Hi Arjan,
One of the top reasons in latencytop is
Unknown reason (blk_execute_rq+0x7a/0xd) 152.3 msec 49.0 msec
Its from hddtemp, hald-addon-storage, ...
I wrote a simple systemtap script [1] to find out where its called from,
and its definitely from the ioctl (see below).
1820322406
hddtemp(3999): <- latency of 153260223 ns
Returning from: 0xffffffff80311ab0 : blk_execute_rq+0x0/0xd0 []
Returning to : 0xffffffff80315580 : sg_io+0x200/0x3c0 []
0xffffffff80315a02 : scsi_cmd_ioctl+0x2c2/0x410 []
0xffffffff80417153 : ip_queue_xmit+0x2b3/0x420 []
0xffffffff880c3be9 : sd_ioctl+0x99/0xf0 [sd_mod]
0xffffffff80313839 : blkdev_driver_ioctl+0x39/0x40 []
0xffffffff80313ab8 : blkdev_ioctl+0x278/0x710 []
0xffffffff803e540d : release_sock+0x8d/0xa0 []
0xffffffff803e54b3 : lock_sock_nested+0x93/0xa0 []

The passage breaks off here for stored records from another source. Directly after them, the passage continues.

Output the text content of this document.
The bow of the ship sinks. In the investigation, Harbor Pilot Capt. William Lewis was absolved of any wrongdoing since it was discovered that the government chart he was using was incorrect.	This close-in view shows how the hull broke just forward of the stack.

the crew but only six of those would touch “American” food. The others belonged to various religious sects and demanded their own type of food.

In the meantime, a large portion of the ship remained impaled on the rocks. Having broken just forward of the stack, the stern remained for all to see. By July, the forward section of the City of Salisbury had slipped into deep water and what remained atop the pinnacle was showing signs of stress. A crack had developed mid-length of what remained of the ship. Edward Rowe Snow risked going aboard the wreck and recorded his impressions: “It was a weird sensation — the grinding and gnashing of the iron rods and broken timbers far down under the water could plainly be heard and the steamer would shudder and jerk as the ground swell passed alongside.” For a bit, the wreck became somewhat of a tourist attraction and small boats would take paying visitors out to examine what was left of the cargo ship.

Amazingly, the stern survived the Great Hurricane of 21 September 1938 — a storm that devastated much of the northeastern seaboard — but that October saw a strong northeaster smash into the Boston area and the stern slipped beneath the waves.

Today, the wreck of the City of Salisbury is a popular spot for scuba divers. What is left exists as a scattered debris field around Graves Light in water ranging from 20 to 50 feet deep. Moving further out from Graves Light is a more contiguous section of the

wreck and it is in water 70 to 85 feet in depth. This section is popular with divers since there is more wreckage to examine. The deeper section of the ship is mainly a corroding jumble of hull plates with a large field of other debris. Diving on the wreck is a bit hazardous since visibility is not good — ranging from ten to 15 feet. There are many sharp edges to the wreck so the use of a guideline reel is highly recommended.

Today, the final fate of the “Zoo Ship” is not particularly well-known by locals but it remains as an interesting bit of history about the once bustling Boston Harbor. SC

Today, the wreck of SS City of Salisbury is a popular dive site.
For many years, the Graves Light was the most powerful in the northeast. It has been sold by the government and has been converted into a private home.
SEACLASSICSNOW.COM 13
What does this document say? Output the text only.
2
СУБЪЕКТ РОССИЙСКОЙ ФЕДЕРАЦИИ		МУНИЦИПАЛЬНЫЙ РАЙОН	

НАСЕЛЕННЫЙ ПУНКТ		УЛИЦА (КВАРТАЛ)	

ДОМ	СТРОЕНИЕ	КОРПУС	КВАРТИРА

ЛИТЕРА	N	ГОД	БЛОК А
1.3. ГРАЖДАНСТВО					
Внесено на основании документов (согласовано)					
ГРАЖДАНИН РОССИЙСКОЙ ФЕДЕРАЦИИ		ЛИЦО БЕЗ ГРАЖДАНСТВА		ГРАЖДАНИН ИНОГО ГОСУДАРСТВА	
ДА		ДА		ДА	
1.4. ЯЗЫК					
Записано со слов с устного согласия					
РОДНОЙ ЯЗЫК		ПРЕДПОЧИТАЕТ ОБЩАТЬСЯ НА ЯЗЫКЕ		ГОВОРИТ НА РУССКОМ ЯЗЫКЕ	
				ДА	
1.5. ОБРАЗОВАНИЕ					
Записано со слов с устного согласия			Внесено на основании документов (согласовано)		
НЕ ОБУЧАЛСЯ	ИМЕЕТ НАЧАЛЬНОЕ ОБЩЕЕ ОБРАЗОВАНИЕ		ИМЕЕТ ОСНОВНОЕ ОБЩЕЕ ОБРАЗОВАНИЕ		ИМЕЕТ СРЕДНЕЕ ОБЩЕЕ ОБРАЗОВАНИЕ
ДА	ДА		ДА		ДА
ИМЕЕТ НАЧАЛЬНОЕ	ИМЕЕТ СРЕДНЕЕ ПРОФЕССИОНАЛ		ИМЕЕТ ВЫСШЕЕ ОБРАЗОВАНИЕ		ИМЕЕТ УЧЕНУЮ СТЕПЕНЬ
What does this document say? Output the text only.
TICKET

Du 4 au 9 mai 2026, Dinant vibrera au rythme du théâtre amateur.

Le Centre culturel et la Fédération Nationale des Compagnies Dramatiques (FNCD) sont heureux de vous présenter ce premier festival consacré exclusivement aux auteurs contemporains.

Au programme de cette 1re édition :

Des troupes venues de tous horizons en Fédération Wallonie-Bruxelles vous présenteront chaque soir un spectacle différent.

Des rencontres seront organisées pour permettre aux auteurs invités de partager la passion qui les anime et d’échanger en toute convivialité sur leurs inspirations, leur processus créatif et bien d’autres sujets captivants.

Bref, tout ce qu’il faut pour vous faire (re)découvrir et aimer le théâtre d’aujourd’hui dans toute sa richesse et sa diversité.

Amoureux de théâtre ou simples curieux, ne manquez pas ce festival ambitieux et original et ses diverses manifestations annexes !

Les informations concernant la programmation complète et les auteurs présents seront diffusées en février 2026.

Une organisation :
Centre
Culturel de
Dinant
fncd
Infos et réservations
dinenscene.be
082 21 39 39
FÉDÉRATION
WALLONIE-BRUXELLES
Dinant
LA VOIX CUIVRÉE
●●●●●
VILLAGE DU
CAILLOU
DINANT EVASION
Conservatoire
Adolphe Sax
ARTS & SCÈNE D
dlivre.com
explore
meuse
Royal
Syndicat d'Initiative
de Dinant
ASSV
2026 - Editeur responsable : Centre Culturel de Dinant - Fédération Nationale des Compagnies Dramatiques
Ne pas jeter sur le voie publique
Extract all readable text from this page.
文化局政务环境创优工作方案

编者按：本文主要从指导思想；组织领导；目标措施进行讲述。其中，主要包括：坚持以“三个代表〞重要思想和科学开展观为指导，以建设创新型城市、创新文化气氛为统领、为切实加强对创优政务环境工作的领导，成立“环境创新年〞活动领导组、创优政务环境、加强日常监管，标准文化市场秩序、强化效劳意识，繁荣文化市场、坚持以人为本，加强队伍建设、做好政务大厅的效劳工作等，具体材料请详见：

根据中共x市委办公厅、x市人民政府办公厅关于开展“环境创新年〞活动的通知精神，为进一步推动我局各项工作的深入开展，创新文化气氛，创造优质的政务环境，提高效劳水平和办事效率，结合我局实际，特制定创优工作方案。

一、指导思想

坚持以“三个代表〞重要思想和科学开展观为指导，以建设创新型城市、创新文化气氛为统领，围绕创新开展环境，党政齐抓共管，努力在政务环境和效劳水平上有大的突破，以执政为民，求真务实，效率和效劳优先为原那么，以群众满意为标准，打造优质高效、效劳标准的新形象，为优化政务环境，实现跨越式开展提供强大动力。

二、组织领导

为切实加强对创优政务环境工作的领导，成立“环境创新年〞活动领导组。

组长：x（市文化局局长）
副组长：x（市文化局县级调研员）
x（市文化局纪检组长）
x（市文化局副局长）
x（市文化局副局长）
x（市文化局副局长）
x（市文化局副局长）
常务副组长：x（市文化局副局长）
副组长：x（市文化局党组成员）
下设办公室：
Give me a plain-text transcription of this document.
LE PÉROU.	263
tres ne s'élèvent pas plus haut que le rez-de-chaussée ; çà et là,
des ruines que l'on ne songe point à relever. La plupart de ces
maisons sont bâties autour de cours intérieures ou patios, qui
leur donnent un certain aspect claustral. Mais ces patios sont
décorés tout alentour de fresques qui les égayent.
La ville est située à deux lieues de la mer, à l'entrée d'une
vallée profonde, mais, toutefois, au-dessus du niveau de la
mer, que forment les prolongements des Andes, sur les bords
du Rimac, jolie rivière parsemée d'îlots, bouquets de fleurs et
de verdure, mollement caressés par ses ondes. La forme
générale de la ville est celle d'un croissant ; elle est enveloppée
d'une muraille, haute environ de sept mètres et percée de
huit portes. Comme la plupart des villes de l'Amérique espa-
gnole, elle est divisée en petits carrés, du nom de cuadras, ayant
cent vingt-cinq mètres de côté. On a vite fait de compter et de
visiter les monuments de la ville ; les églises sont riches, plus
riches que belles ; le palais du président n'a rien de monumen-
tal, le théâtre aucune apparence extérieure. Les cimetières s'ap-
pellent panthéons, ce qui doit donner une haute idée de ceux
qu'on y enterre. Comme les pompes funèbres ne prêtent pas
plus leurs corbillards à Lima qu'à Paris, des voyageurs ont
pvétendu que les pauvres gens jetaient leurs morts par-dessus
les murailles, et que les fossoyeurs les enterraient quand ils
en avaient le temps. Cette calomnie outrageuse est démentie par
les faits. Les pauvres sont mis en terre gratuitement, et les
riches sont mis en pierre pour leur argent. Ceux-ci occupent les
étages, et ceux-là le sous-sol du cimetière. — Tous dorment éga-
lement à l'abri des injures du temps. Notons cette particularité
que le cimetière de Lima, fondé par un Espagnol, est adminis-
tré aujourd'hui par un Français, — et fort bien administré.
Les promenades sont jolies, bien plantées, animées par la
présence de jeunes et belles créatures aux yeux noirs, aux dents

0xffffffff8029a4ff : d_alloc+0x6f/0x1a0 []
0xffffffff802f102f : security_d_instantiate+0x1f/0x30 []
0xffffffff803e540d : release_sock+0x8d/0xa0 []
0xffffffff8043c8c8 : inet_accept+0x88/0xc0 []
0xffffffff803e408e : move_addr_to_user+0x5e/0x70 []
0xffffffff802f0bb1 : security_socket_post_accept+0x11/0x20 []
0xffffffff803e472e : sys_accept+0x13e/0x1d0 []
0xffffffff802af12b : block_ioctl+0x1b/0x20 []
0xffffffff8029482b : do_ioctl+0x1b/0x70 []
0xffffffff80294a6d : vfs_ioctl+0x1ed/0x290 []
0xffffffff80296281 : sys_select+0x41/0x1b0 []
0xffffffff80294b92 : sys_ioctl+0x82/0xa0 []
0xffffffff8020c18e : system_call+0x7e/0x83 []
I suggest adding an annotation to make this reason known to latencytop
by annotating sd_ioctl/scsi_cmd_ioctl, see my patch below.
After my patch, instead of blk_execute_rq the real reason is showed:
Cause Maximum Average
SCSI device ioctl 34.2 msec 14.4 msec
I noticed there's a similar annotation in sr.c for cdrom_ioctl, but sr.c
also has annotations for scsi_nonblockable_ioctl, and scsi_ioctl.
If they are needed for sd_block_ioctl too, maybe
scsi_nonblockable_ioctl/scsi_ioctl should have the annotation themselves.
I also noticed some unsigned overflows, my top latency was sometimes a
very large number (18................................), which
was probably -1, or some other negative number. I haven't found a way
to reproduce it yet (it happens very rarely).
P.S.: LatencyTop could have a feature to ask for more details on unknown
latency reasons, and it would generate a systemtap script itself, that
would show the backtraces to help figure out whats going on.